Hardy in Zones 3 to 8, colors last well into autumn and flowers are attractive to butterflies and other pollinators.
The compact size of this cultivar makes it ideal for large containers, small gardens, hedges, or as a striking middle layer in mixed perennial beds.
You can find the stylish Strawberry Sundae® online at Nature Hills Nursery in #2 containers.
Or read more about growing panicle hydrangea here.
Smooth
H. arborescens aka smooth hydrangea is an outstanding ornamental shrub that features the massive flower clusters.
Attractive to butterflies and other pollinators, it grows four to five feet tall with a three- to four-foot spread and is one of the hardiest: suitable for Zones 3 to 9.
Blooms appear on new wood and stems can be pruned in winter. Cut back to the ground or to one to three-feet for taller growth.
‘Annabelle’ makes an outstanding foundation or specimen plant but really shines when grouped in hedges, privacy screens, or planted en masse.
Huge, symmetrical corymbs made of multiple, bright white blooms cover the plant all summer and are perfectly showcased by the deep green leaves that turn vivid yellow in fall.
You can pick up ‘Annabelle’ in one-quart and one-gallon pots from Fast Growing Trees.
Or read more about growing it here.
Want More Selections?
If you’re planning a perennial flower garden and want more selections of hydrangea to choose from, don’t miss perusing our selection of favorite 25 cultivars to help you weed through the hundreds that are available.
Maintenance
Generally, plants require little pruning.
As flowers fade, they dry on the stem adding interest to the fall garden. However, varieties that rebloom benefit from regular deadheading to encourage re-flowering.

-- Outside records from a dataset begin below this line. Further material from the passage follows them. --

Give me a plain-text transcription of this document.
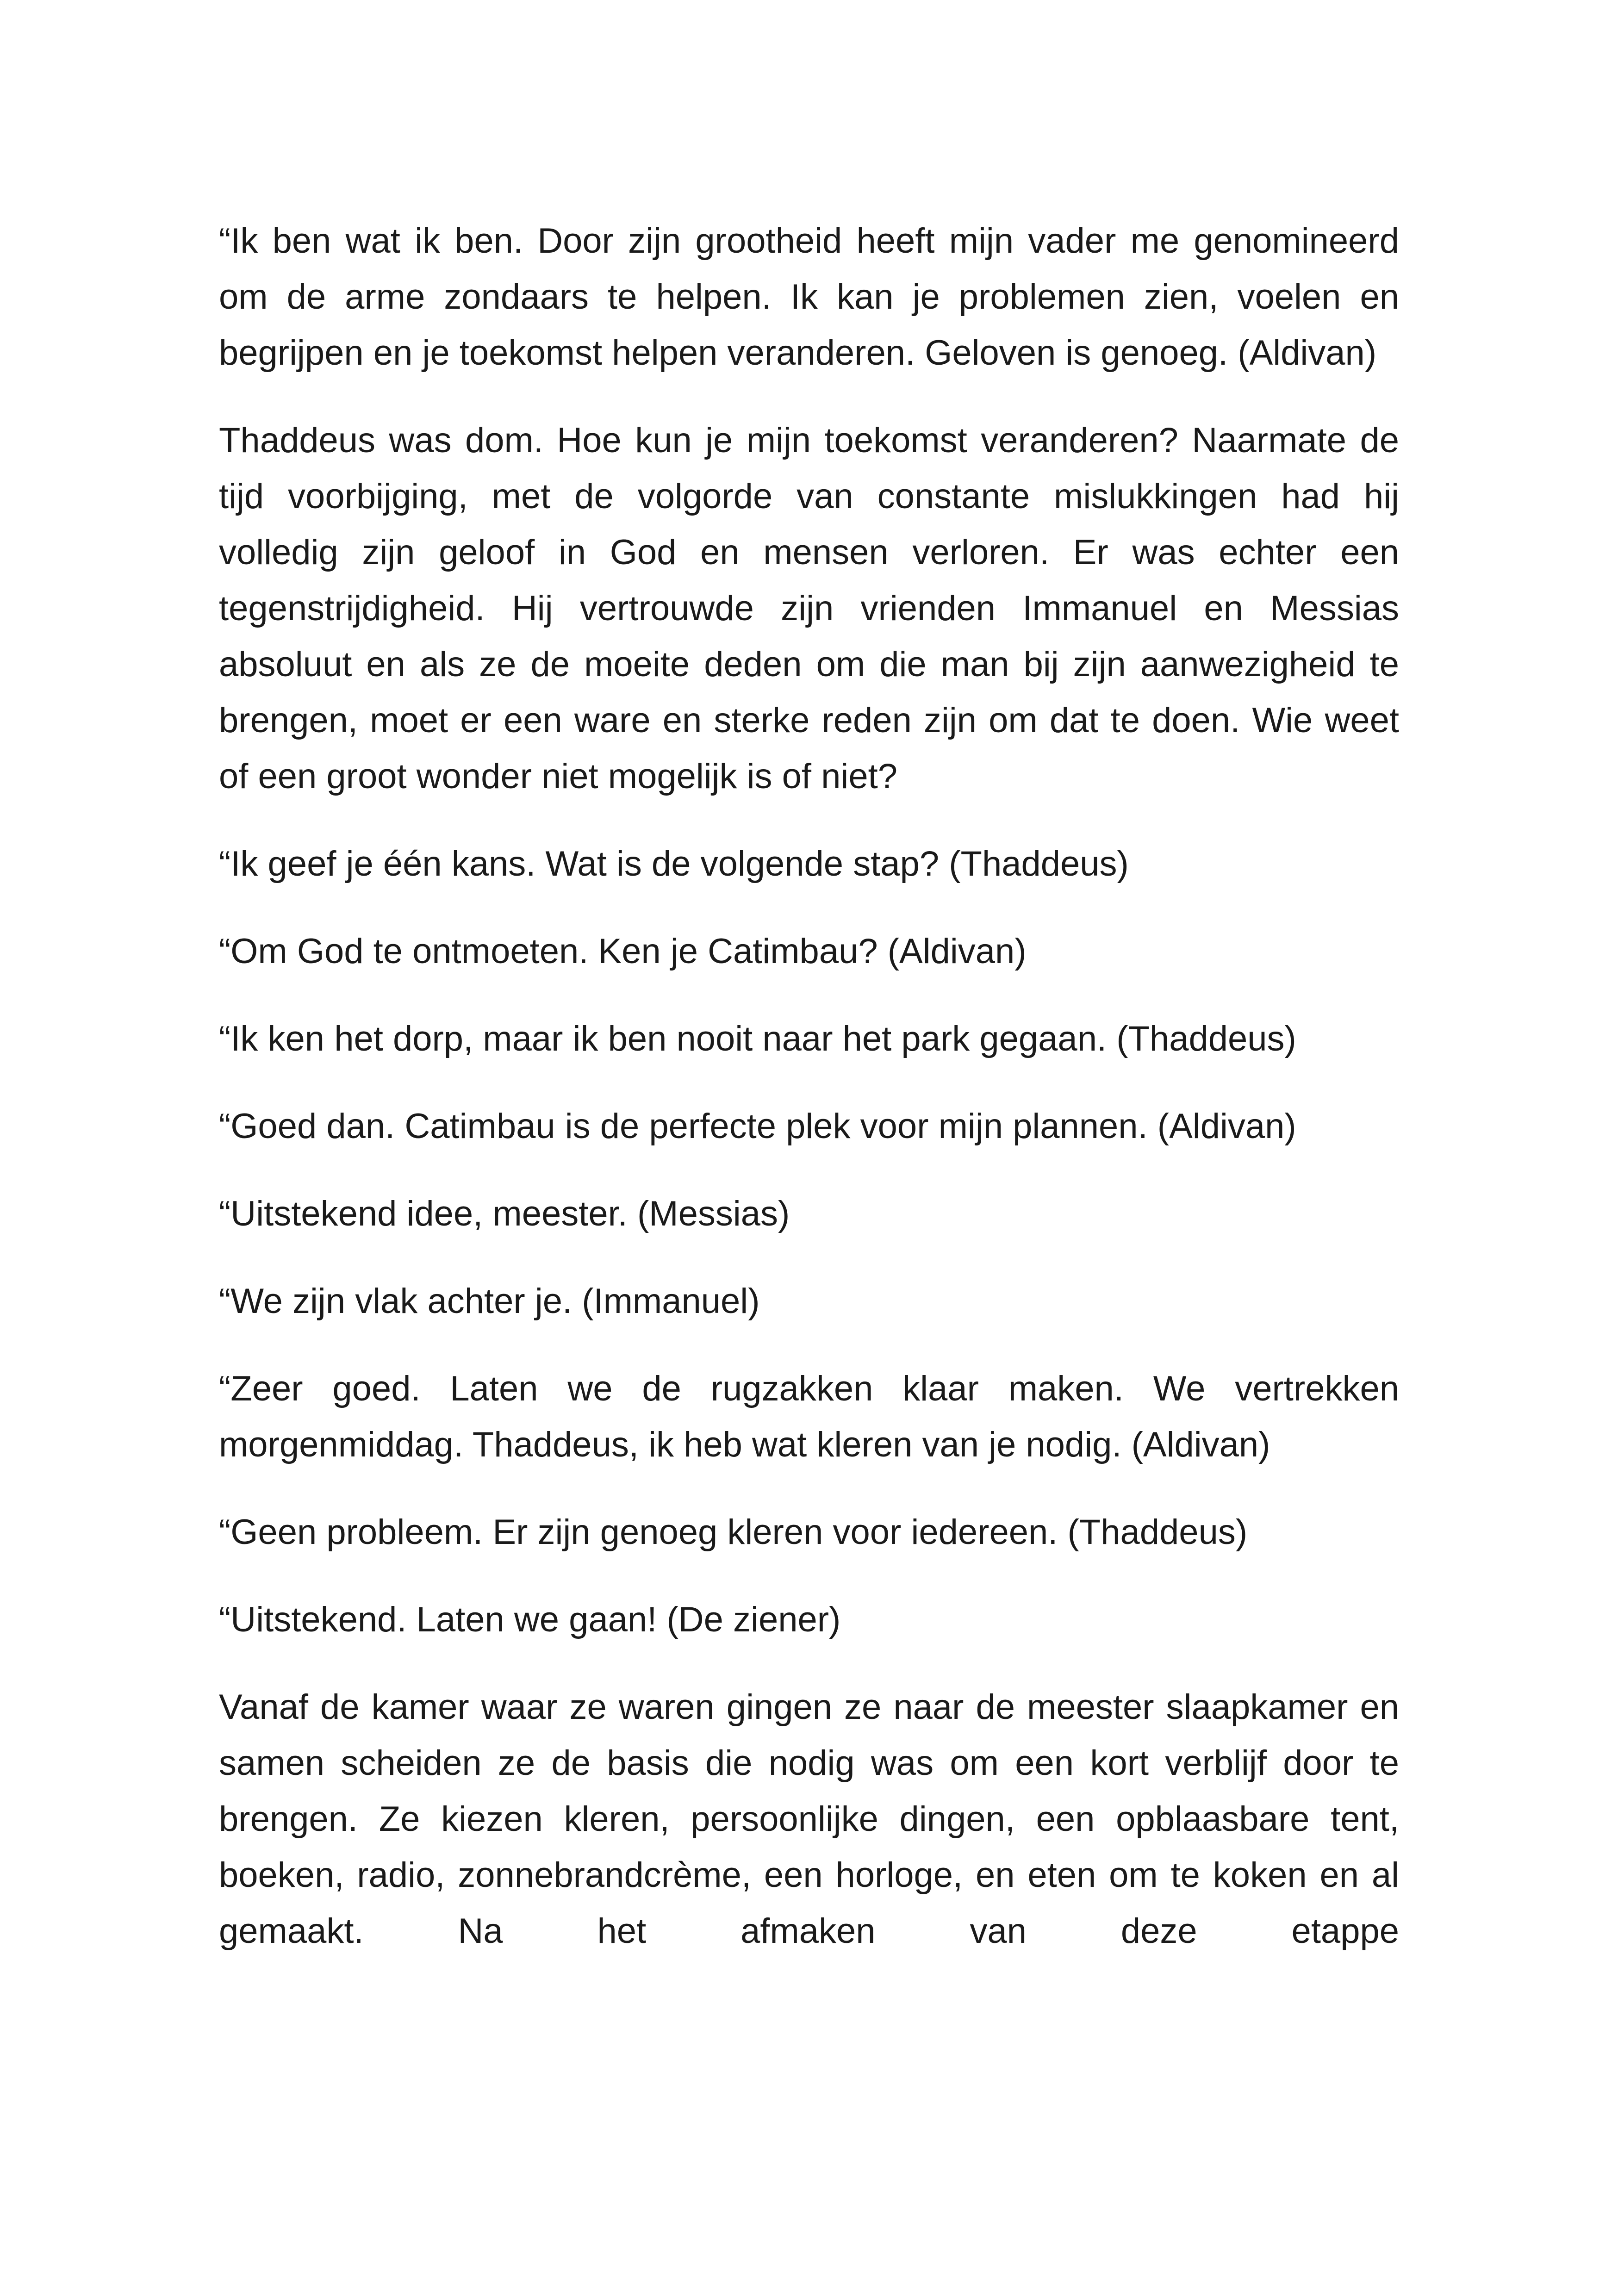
“Ik ben wat ik ben. Door zijn grootheid heeft mijn vader me genomineerd om de arme zondaars te helpen. Ik kan je problemen zien, voelen en begrijpen en je toekomst helpen veranderen. Geloven is genoeg. (Aldivan)

Thaddeus was dom. Hoe kun je mijn toekomst veranderen? Naarmate de tijd voorbijging, met de volgorde van constante mislukkingen had hij volledig zijn geloof in God en mensen verloren. Er was echter een tegenstrijdigheid. Hij vertrouwde zijn vrienden Immanuel en Messias absoluut en als ze de moeite deden om die man bij zijn aanwezigheid te brengen, moet er een ware en sterke reden zijn om dat te doen. Wie weet of een groot wonder niet mogelijk is of niet?

“Ik geef je één kans. Wat is de volgende stap? (Thaddeus)

“Om God te ontmoeten. Ken je Catimbau? (Aldivan)

“Ik ken het dorp, maar ik ben nooit naar het park gegaan. (Thaddeus)

“Goed dan. Catimbau is de perfecte plek voor mijn plannen. (Aldivan)

“Uitstekend idee, meester. (Messias)

“We zijn vlak achter je. (Immanuel)

“Zeer goed. Laten we de rugzakken klaar maken. We vertrekken morgenmiddag. Thaddeus, ik heb wat kleren van je nodig. (Aldivan)

“Geen probleem. Er zijn genoeg kleren voor iedereen. (Thaddeus)

“Uitstekend. Laten we gaan! (De ziener)

Vanaf de kamer waar ze waren gingen ze naar de meester slaapkamer en samen scheiden ze de basis die nodig was om een kort verblijf door te brengen. Ze kiezen kleren, persoonlijke dingen, een opblaasbare tent, boeken, radio, zonnebrandcrème, een horloge, en eten om te koken en al gemaakt. Na het afmaken van deze etappe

But before you do any cutting, it’s important to determine if your plant flowers on new or old wood.
Prune for Flowers on Old Wood
Many varieties of H. macrophylla and H. quercifolia flower on old wood, typically the classic big leaf, lacecap, and mophead types.
These plants form buds in late summer, just as the current year’s flowers are finishing.


They require only a light trim immediately after flowering, cutting stems to just above a pair of healthy leaf nodes.
Avoid an “overall” pruning in winter or early spring because this removes many of next year’s flowers.
Prune for Flowers on New Wood
Others, like smooth and panicle species, H. arborescens and H. paniculata, flower on new wood. These form sets of buds in spring.
These varieties should be cut back in late winter or very early spring and can take a hard pruning when needed.
Cut back liberally to one to two feet to encourage new growth and flower production.
This also produces a full, strong plant that will stay upright under the weight of their profuse summer blooms.
Prune for Flowers on Both Old and New Wood
There are also mopheads that bloom on both old and new wood. They display early flowers that grow on old wood, and a second flush of blooms that appear on new wood.